Capacity Estimation in System Design Interviews

Here’s a question that trips up almost everyone:

  • You’ve sketched your design on the board, and the interviewer asks, “So, how many servers do you need? One? A thousand?”
  • And you just guess. You say “a few” and hope they move on.
  • The thing is, you can’t pick the right pieces for a system if you have no feel for how big it is.

So how do you actually know? You do a little quick math. Not exact, not with a calculator, just rough numbers that tell you whether you’re building for a small crowd or a giant one. That skill is called capacity estimation, and that’s exactly what we’ll learn here.

🎯 Why Estimate at All

Let’s be clear about what this math is for. It’s not so you can write a precise number on the board and look smart:

  • Rough numbers guide your real design choices. They tell you whether you even need a cache, more database copies, or a network of servers spread around the world.
  • A system for a thousand users and a system for a billion users look completely different. The estimate tells you which one you’re building.
  • It also shows the interviewer that you don’t just memorize designs, you reason about scale like a real engineer.

So this is the step where vague turns into concrete. Once you know roughly how many requests hit per second and how much data piles up, the rest of your design almost picks itself.

Exactness is not the goal

Nobody expects perfect numbers here. If the real answer is 9,400 and you say 10,000, that’s totally fine. You just need the right ballpark, because the ballpark is what changes your design.

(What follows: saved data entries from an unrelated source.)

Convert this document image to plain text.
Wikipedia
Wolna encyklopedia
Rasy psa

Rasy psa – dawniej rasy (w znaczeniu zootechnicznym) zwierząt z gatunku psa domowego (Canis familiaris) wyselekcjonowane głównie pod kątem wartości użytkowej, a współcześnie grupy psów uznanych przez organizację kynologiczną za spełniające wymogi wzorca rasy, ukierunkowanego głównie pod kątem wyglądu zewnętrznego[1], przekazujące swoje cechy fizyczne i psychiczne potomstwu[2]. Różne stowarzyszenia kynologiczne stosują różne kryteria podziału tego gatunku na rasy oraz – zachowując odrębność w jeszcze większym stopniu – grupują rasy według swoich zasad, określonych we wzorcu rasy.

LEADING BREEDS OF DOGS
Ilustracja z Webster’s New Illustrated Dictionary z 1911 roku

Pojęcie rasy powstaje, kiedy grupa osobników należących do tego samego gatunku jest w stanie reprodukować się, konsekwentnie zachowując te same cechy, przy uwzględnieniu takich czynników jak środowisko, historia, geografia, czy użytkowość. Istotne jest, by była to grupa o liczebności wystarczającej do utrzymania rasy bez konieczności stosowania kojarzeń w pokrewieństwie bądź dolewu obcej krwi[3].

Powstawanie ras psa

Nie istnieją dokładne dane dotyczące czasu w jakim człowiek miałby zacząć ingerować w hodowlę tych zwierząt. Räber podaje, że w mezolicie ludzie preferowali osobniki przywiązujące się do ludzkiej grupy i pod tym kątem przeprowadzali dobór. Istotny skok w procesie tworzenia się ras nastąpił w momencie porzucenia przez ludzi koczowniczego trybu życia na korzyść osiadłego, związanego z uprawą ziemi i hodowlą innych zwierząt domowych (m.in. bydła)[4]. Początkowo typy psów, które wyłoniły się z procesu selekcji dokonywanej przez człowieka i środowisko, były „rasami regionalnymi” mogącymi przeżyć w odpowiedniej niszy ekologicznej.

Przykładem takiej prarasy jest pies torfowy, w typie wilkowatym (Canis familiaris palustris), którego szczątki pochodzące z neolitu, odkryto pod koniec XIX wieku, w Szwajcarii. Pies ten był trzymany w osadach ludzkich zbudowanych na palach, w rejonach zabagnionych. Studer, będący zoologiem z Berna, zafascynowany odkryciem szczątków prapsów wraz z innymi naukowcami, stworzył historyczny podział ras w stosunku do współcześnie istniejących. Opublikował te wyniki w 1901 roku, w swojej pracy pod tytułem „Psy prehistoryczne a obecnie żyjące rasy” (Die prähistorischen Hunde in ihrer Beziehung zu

🧮 Back-of-the-Envelope Math

The fancy name for this is back-of-the-envelope estimation. It just means quick, rough calculations you could do on the back of an envelope, no calculator needed:

  • You round everything to easy numbers, like 10 million instead of 9.7 million.
  • You use powers of ten so the multiplication stays simple.
  • You say the number out loud, then move on. Precision is not the point.

Think of it like guessing how much paint you need for a room. You don’t measure every wall to the millimeter. You eyeball it, round up, and buy roughly the right amount. Same spirit here.

📊 What to Estimate

There are a handful of numbers worth working out, and they build on each other. Here’s what you’re after:

  • Daily active users. This is how many people actually use the system each day, often shortened to DAU. It sets the overall size of everything else.
  • Requests per second. This is how many requests the system handles each second, usually called QPS, which is short for queries per second. It tells you how hard your servers get hit.
  • Storage growth. This is how much new data piles up over time. It tells you how big your database needs to get.
  • Bandwidth. This is how much data flows in and out per second. It tells you how fat your network pipes need to be.

The flow from one to the next is pretty natural. You start with users, turn that into requests, then squeeze QPS, storage, and bandwidth out of it. Here’s the path.

Daily active users

Requests per day

QPS (requests/sec)

Storage growth/day

Bandwidth (data/sec)

⌨️ A Worked Example

Let’s actually run the numbers for a simple social app, so you see how easy it is. Say we’re told it has 10 million daily active users, and each user makes about 10 requests a day.

First, turn users into requests per day. We just multiply.

10,000,000 users × 10 requests = 100,000,000 requests/day

Now we want QPS, the requests per second. A day has about 86,400 seconds, but we round that to 100,000 to keep the math easy. So we divide requests per day by that.

100,000,000 requests/day ÷ 100,000 seconds ≈ 1,000 QPS

So this system handles roughly a thousand requests every second. That already tells us a single server won’t cut it, so we’ll need a load balancer spreading traffic across several.

Now let’s estimate storage. Say each request that writes data stores about 1 KB, and say 10% of requests are writes. That’s 10 million writes a day.

10,000,000 writes/day × 1 KB ≈ 10 GB/day

So we’re piling up about 10 GB every single day. Over a year that’s a few terabytes, which tells us storage will grow fast and we should plan for it. Notice how we rounded at every step and never touched a calculator. That rough number is all you need to make the next decision.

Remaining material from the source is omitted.